We believe that the series of patients who underwent DBS in our study is the largest series of those who have been examined with functional MR imaging and the first study performed at 3 T. The results suggest a consistent pattern of activation within the ipsilateral basal ganglia, primarily in the globus pallidus externa and in the thalamus, in response to DBS. The findings in the presence of bilateral DBS placement suggest that areas of activation are unlikely to reflect susceptibility artifacts. One subject (subject 5) demonstrated bilateral activity. This was not seen in any of the other functional MR imaging examinations (1–3). Investigators in some studies (15–17) have shown that some subjects demonstrate a bilateral benefit from unilateral DBS of the STN in Parkinson disease. Findings may reflect a patient who received a substantial bilateral benefit from unilateral DBS. Note that, in the present study, areas of activation identified in the globus pallidus, putamen, thalamus, and cerebellum have been implicated in models for Parkinson disease and effectiveness of DBS (1,18–32).

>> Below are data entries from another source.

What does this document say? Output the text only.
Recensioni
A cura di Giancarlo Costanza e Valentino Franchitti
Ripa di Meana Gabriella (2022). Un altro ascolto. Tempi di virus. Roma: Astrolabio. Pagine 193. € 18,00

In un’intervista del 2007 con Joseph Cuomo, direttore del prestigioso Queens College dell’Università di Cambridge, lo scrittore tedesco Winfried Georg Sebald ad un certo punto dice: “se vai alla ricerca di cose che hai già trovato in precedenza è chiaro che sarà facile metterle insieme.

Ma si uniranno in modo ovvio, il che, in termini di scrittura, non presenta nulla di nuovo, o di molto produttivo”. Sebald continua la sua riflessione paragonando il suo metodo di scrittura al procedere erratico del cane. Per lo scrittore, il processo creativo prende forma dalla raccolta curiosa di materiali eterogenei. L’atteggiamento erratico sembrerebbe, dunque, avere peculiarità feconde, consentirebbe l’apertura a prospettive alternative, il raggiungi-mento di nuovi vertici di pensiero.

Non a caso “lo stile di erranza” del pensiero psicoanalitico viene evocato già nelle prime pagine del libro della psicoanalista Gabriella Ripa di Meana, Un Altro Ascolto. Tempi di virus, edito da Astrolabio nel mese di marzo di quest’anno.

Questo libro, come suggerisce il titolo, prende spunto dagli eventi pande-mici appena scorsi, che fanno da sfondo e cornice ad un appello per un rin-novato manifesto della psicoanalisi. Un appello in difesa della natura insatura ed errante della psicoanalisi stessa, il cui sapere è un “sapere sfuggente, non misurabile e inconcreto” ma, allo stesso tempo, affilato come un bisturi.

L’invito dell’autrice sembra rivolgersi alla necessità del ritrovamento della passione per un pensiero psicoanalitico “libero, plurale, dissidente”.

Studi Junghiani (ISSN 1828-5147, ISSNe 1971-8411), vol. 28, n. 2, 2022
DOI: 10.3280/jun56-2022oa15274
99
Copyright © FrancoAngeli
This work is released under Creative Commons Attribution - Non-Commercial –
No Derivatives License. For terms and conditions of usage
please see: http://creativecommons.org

Researchers in three prior studies (1–3) with a total of five patients have looked at functional MR imaging for unilateral effective DBS in the STN in Parkinson disease. Hesselmann et al (3) performed functional MR imaging with a finger tapping task in one subject with unilateral placement of DBS. This paradigm differs from the passive comparison of stimulator-on and stimulator-off DBS conditions. Hesselmann et al found that there was decreased activity during active motor task performance with the stimulator on in the contralateral sensorimotor cortex and ipsilateral cerebellum, with increased activity in the contralateral basal ganglia (3). It is unclear how these findings relate to the results of our study because of the marked differences in the paradigms used; however, the pattern appears to be the mirror opposite of the present results, with increased activity in the ipsilateral cerebellum and basal ganglia. This discrepancy may reflect differences between the active and passive paradigms used.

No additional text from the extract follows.